Last night after work I drove up to Bay City to Duncan’s Outdoors Shop to compete in a pistol league match. It’s the second one I’ve made it to, and shot some of my best…and worst scores.
|National Match Course 1||Total|
|National Match Course 2||Total|
Starting with a 95 was great. It’s been a long time since I’ve fired a 95 on a slow fire target. Maybe 10 years. There were 5 tens and 5 nines, which speaks to the consistency of the group.
As to what I did to bring about that score, all I can think of is that for each shot, I:
- took some good deep breaths to counter a little match pressure I was feeling
- closed my eyes, tipped my head up, and visualized what I wanted to see in the sight picture
- during visualization, also mentally reminded myself on the grip (middle and ring fingers pushing towards me, thumb pushing towards target)

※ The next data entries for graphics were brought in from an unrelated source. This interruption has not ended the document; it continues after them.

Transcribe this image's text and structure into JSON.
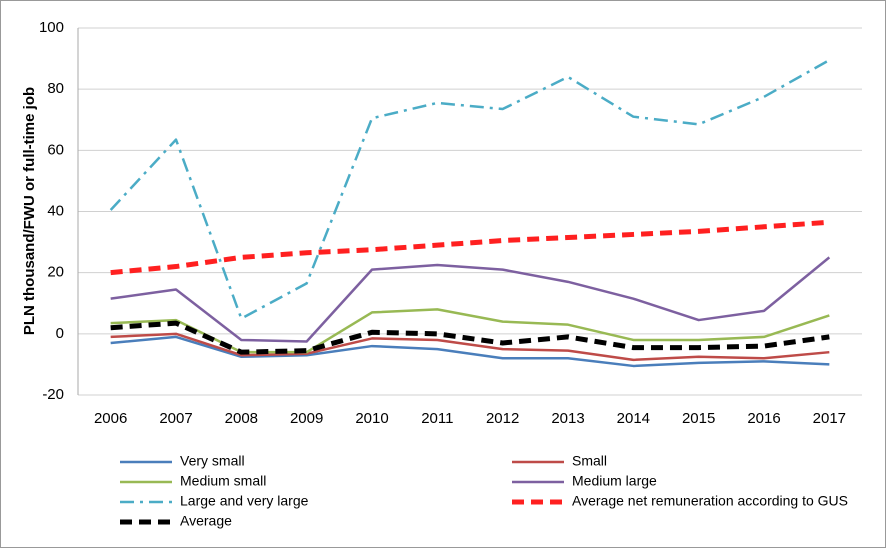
{
  "chart_data": {
    "type": "line",
    "y_label": "PLN thousand/FWU or full-time job",
    "categories": [
      "2006",
      "2007",
      "2008",
      "2009",
      "2010",
      "2011",
      "2012",
      "2013",
      "2014",
      "2015",
      "2016",
      "2017"
    ],
    "ylim": [
      -20,
      100
    ],
    "yticks": [
      -20,
      0,
      20,
      40,
      60,
      80,
      100
    ],
    "grid": true,
    "series": [
      {
        "name": "Very small",
        "color": "#4a7ebb",
        "dash": "solid",
        "values": [
          -3,
          -1,
          -7.5,
          -7,
          -4,
          -5,
          -8,
          -8,
          -10.5,
          -9.5,
          -9,
          -10
        ]
      },
      {
        "name": "Small",
        "color": "#be4b48",
        "dash": "solid",
        "values": [
          -1,
          0,
          -7,
          -6.5,
          -1.5,
          -2,
          -5,
          -5.5,
          -8.5,
          -7.5,
          -8,
          -6
        ]
      },
      {
        "name": "Medium small",
        "color": "#98b954",
        "dash": "solid",
        "values": [
          3.5,
          4.5,
          -6,
          -6,
          7,
          8,
          4,
          3,
          -2,
          -2,
          -1,
          6
        ]
      },
      {
        "name": "Medium large",
        "color": "#7d60a0",
        "dash": "solid",
        "values": [
          11.5,
          14.5,
          -2,
          -2.5,
          21,
          22.5,
          21,
          17,
          11.5,
          4.5,
          7.5,
          25
        ]
      },
      {
        "name": "Large and very large",
        "color": "#4bacc6",
        "dash": "dashdot",
        "values": [
          40.5,
          63.5,
          5,
          16.5,
          70.5,
          75.5,
          73.5,
          84,
          71,
          68.5,
          77.5,
          89.5
        ]
      },
      {
        "name": "Average net remuneration according to GUS",
        "color": "#ff2020",
        "dash": "dash",
        "values": [
          20,
          22,
          25,
          26.5,
          27.5,
          29,
          30.5,
          31.5,
          32.5,
          33.5,
          35,
          36.5
        ]
      },
      {
        "name": "Average",
        "color": "#000000",
        "dash": "dash",
        "values": [
          2,
          3.5,
          -6,
          -5.5,
          0.5,
          0,
          -3,
          -1,
          -4.5,
          -4.5,
          -4,
          -1
        ]
      }
    ]
  }
}
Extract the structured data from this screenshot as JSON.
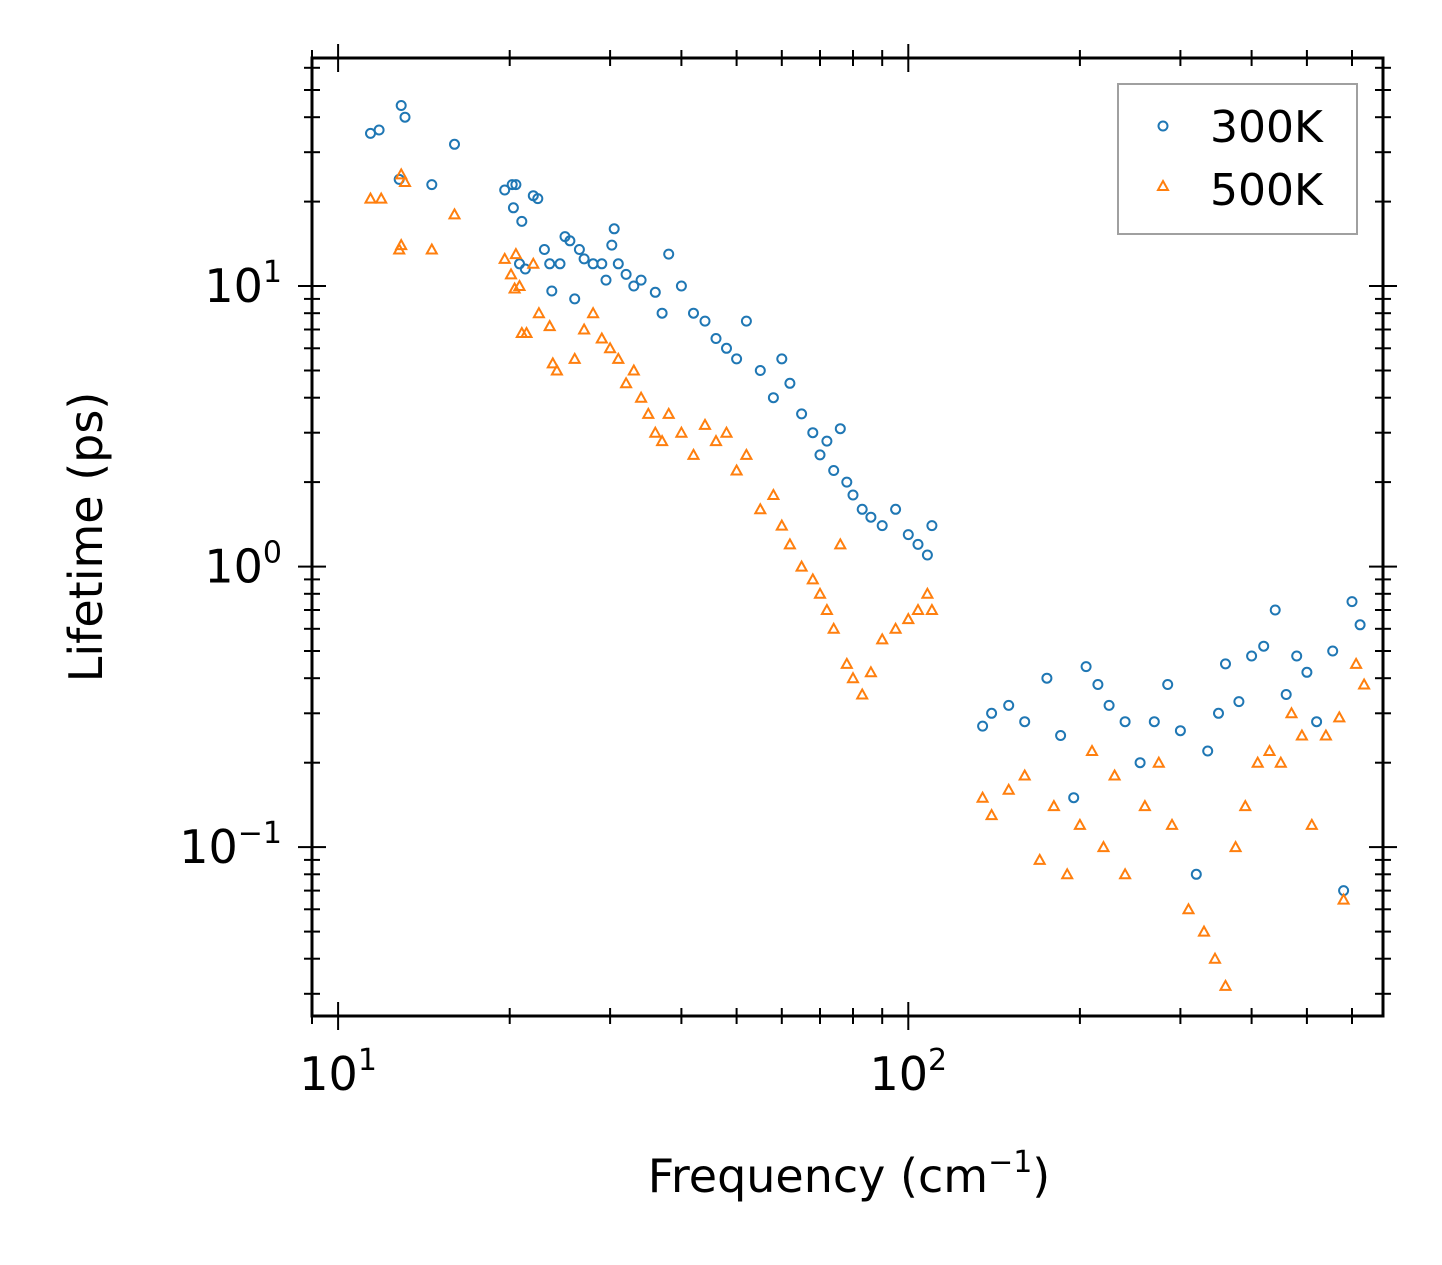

After that great target, I completely fell apart and shot a 91 in a timed fire! Yikes. I probably average a 97 in timed fires, and don’t have a record since I’ve been keeping track in June of shooting a timed fire target that low. Same story on the 92 rapid fire.
So why the low sustained fire scores? Lack of recent match experience. When I’ve been out to the range this past summer, my practices haven’t really included range commands with enforced 10 or 20 second strings.
Basically, I seem to have no confidence in my ability to know how much time I have for timed or rapid fires. I can’t think of a way to remedy this except to practice with enforced times.